Project analyzed more than 2600 genomes of 38 tumor types “dispersed in several projects”.
A study on the causes of cancer, with the collaboration of a researcher from the Center for Research in Biodiversity and Genetic Resources (CIBIO-InBIO), shows that the scientific community is “closer to cataloging the biological pathways involved” in the disease.
The study, published in the scientific journal Nature, came under the “Pan-Cancer Analysis of Whole Genomes”, a project that started about six years ago which brought together more than 1300 scientists and clinical experts from 37 countries to analyze “causes of cancers previously unexplained”.
Speaking to Lusa, Nuno Fonseca, a CIBIO-InBIO researcher who was included in the investigation, explained that the project analyzed more than 2,600 genomes of 38 types of tumors “dispersed in several projects”. “The project tried to increase the amount of data and tried to have a more holistic view of the problem”, said the expert, referring that, in the scope of the project, 23 scientific articles were published. With the aim of “better understanding the causes and consequences of genetic changes in genomes”, but also in “non-coding [junk DNA]” regions, the study allowed “to expand and improve the methods of analysis”.
Among the various conclusions of this investigation, Nuno Fonseca highlighted that “cancer is a complex problem”, but the results indicate that the scientific community is “closer to cataloging all biological pathways” involved in the disease. “Cancer is a complex problem. More than 80 patterns of DNA changes that cause the disease have been found, from a single base of DNA to major chromosome reorganizations. In addition, a causal mutation was identified in 95% of the cases analyzed, which means that we are closer to cataloging all the biological pathways involved in cancer ”, he explained. In parallel, the study showed that the sequencing of the cancer genome, when combined with a set of analysis tools, allows “to characterize each genetic change found in a cancer and all the processes that originated these mutations and even the order of the main events during its life cycle”.

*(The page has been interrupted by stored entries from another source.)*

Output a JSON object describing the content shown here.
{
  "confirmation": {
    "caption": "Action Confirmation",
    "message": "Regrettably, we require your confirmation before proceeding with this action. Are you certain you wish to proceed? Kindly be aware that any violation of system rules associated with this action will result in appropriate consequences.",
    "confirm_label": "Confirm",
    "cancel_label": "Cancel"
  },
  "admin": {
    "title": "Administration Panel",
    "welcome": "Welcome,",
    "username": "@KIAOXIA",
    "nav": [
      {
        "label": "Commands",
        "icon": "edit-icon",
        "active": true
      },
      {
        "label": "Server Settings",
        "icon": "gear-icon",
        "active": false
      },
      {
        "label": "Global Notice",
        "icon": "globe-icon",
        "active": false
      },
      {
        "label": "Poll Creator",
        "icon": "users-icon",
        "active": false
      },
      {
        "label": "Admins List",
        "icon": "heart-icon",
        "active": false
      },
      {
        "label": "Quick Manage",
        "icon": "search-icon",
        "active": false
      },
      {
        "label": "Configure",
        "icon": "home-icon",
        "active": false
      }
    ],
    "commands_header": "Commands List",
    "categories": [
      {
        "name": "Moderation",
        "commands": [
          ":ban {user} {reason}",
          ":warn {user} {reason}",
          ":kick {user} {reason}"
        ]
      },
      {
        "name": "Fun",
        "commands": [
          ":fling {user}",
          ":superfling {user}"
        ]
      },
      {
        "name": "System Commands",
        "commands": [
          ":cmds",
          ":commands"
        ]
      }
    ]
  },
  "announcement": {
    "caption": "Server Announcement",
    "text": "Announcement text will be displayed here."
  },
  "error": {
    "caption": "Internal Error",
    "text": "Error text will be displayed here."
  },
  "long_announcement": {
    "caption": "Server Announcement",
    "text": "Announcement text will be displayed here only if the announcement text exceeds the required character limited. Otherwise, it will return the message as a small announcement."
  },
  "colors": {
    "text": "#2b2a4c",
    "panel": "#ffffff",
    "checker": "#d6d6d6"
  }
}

To Lusa, Nuno Fonseca said that the results obtained under this project will “facilitate and accelerate new discoveries related to the detection and treatment of cancer”. “In addition to the data made available, the new computer programs and infrastructures developed to process and analyze genomic data, including tools to exploit the data produced, should be very useful in the coming years, in particular, as new samples are collected and sequenced in around the world, ”he said.
The researcher added that “this work should benefit patients in the medium and long term vision, and more work is needed to transform what has been learned into solutions with immediate impact for patients”.